Quando o Criador, da
maneira como cada um O conceba, seja lá como Ele realmente for, explodiu o nada
e fez nascer a infinita essência do tudo, imprimiu também, nos recônditos desse
tudo, mistérios dificilmente atingíveis e desvendáveis pela pequenez dos deuses
diminutos que também criou. Esses pequeninos deuses somos nós, os homens. Em meio
a tudo isso, vagamos, inocentes e ignorantes, sem a ideia de nossa origem, sem a
razão de nosso existir, sem ter consciência de para onde caminhamos. Nesta
enorme confusão, sempre surgem os “iluminados” que se outorgam o conhecimento
de tudo. É aí que nossa modesta sensatez nos grita: Sabe de nada, inocente!
Hoje,
septuagenário que já sou, olho para o mundo e me vejo ainda subindo o primeiro
degrau de uma infinita escadaria. Meus cabelos brancos não representam muito no
trilhar do saber, nem meu corpo físico, já fatigado pelo passar dos anos, conduz
em si a propalada sabedoria do ancião. Sinto-me uma tenra criatura, frágil e
ignorante, sempre ouvindo de mim mesmo: Sabe
de nada, inocente!
Mesmo assim, pude
alcançar que tudo é energia! E o Criador é a Suprema Energia Originária que
movimenta tudo e manifesta o constante milagre da vida. Estou convencido de que,
se antes nada existia, tudo o que compõe o Universo veio dessa Força Maior. Por
isso, cada partícula a Ele está ligada. As leis que regem e movimentam todos os
sistemas existenciais, embora eu desconheça seus princípios e regras, são por
Ele comandadas. Não pode ser diferente. É algo bem acima do teto de meu
entendimento, algo infinitamente colossal, que me obriga encolher-me num
recanto de mim mesmo, para ouvir um grito ensurdecedor: Sabe de nada, inocente!
Aos poucos, e
através dos milênios, a Ciência vem cuidando de retirar os véus de nossa
ignorância. Parece até que o Criador deu
existência a esta coisa caórdica, mas guardou consigo as minúcias e as equações
de enésimas incógnitas, para ocupar os cientistas em desvendá-las, num processo
que nunca chegará ao fim.
Naquele momento,
deve ter pronunciado em seu íntimo:
- Eis aí os
grandes enigmas da existência. Encontrem-me neles! Eu estou em cada partícula!
Para encontrar
Deus, as religiões foram sendo forjadas pelo homem.

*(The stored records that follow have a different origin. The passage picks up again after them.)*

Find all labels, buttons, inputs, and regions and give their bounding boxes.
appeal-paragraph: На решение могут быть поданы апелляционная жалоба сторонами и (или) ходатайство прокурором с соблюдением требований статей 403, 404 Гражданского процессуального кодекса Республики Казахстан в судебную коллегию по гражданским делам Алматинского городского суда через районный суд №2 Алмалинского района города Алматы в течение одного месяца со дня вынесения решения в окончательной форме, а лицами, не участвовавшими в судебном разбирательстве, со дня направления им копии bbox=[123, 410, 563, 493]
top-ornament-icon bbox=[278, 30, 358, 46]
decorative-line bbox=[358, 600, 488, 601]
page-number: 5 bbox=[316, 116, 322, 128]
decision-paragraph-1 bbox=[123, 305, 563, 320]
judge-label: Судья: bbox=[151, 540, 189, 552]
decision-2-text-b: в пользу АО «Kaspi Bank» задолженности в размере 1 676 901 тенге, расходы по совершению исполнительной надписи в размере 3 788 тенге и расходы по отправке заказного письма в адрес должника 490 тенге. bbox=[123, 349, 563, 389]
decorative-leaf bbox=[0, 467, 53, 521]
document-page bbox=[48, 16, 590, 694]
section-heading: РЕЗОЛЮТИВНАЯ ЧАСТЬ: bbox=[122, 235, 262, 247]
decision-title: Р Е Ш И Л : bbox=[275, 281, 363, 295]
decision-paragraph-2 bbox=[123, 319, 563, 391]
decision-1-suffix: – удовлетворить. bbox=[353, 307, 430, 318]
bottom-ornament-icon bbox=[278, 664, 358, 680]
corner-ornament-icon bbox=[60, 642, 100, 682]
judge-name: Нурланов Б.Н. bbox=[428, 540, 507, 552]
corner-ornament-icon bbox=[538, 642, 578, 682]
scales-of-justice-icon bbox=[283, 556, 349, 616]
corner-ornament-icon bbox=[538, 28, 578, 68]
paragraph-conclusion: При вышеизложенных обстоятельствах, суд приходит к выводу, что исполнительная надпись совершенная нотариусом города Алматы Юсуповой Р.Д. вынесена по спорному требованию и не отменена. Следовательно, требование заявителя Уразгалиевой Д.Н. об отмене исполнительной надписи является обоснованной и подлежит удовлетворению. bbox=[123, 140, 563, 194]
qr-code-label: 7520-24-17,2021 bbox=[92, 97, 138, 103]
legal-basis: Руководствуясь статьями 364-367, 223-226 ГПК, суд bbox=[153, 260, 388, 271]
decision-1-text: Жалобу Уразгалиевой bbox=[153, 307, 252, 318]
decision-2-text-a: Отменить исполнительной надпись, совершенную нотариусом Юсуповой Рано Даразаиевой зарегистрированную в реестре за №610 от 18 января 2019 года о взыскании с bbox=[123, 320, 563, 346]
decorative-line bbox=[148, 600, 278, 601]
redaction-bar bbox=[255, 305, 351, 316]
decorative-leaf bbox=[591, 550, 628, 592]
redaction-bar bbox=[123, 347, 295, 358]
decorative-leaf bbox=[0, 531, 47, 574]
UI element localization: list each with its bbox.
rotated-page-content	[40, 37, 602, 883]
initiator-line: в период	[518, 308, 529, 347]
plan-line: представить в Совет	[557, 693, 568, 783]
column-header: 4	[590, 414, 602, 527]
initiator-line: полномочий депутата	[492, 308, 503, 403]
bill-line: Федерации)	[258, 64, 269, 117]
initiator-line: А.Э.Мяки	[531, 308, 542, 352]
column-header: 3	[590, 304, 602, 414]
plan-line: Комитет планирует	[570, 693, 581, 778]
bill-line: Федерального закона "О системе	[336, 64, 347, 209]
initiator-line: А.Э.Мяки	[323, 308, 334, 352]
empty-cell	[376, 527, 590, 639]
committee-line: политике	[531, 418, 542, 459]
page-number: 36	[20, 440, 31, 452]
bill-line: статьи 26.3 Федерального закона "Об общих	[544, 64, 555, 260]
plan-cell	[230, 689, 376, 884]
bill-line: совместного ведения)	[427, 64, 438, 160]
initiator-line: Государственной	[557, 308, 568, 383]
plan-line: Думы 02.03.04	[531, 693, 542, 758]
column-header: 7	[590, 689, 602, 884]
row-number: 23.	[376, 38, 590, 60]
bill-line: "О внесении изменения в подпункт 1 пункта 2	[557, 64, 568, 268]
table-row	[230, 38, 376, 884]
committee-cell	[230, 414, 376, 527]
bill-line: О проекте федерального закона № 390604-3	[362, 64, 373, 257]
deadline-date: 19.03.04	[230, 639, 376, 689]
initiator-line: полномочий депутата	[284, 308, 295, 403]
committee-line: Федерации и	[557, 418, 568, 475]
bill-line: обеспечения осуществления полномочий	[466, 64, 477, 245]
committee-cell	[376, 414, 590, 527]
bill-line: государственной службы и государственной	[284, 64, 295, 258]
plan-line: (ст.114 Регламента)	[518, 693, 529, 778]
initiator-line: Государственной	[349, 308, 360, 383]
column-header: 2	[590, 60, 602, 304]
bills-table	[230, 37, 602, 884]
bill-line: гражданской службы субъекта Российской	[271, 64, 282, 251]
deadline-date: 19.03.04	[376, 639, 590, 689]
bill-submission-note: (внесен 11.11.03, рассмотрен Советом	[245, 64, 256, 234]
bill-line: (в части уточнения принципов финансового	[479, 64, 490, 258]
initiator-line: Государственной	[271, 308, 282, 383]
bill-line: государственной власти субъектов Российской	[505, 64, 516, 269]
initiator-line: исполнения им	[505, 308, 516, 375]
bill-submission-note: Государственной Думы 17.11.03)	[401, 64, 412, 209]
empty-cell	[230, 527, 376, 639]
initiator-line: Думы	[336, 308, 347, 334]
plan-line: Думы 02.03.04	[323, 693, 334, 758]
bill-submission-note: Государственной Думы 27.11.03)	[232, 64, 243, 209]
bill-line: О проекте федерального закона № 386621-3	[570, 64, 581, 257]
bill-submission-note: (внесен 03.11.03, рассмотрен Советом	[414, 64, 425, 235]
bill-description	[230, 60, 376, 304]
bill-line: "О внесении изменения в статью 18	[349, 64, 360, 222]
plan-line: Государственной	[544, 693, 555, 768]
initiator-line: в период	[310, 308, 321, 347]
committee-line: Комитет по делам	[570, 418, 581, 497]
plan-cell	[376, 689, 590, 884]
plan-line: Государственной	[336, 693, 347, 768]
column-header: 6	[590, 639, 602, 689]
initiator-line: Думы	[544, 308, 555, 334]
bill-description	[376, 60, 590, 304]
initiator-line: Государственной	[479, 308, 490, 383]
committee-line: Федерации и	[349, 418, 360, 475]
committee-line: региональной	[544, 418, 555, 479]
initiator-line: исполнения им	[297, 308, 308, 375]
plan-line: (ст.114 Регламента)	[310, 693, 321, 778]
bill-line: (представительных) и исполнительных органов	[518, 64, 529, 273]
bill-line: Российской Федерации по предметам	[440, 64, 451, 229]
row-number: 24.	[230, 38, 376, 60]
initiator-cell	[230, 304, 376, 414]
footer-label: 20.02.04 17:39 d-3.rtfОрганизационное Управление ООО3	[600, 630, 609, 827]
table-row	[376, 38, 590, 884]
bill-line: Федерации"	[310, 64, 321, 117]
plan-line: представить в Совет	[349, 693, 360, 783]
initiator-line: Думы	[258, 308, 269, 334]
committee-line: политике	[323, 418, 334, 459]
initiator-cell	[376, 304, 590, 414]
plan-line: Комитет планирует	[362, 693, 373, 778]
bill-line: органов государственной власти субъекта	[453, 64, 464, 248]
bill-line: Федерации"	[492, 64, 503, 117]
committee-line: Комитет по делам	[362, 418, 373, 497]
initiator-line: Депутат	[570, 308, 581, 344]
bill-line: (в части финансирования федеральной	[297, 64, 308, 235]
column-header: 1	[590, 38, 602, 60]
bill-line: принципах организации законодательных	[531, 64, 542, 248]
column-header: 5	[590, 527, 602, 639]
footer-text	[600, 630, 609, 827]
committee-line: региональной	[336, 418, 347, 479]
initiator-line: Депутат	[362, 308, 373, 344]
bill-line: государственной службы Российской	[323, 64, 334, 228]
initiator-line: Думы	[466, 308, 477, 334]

Multiplicaram-se, com suas variações e
adaptações, por todos os recantos da Terra, muitas delas navegando entre o
absurdo e o razoável, entre o amor e o ódio, entre o bem e o mal, pregando a
fraternidade, mas promovendo a destruição do semelhante. Enquanto isso, a
Ciência teve que caminhar paralelamente para clarificar as “verdades aparentes”
e os dogmas sem fundamento. Muitos e muitos morreram nas fogueiras, por se
contraporem a concepções mentirosas impostas em nome de Deus. E isso não mudou
muito. Neste aspecto, o mundo moderno continua quase na pré-história. Aqueles
verdadeiros mártires buscavam, mesmo sem terem consciência disso, o caminho das
supremas verdades do Criador. Pena que muitas descobertas foram direcionadas
para a prática do mal.
Concluo neste
momento, pequenino que sou, ouvindo algo estridente que em mim ecoa:
- Sabe de
nada, inocente!
Ah! Quase me
esqueço de emitir uma última opinião, colhida na insignificância de meu modesto
mundo:
- A Ciência é a verdadeira Religião de Deus!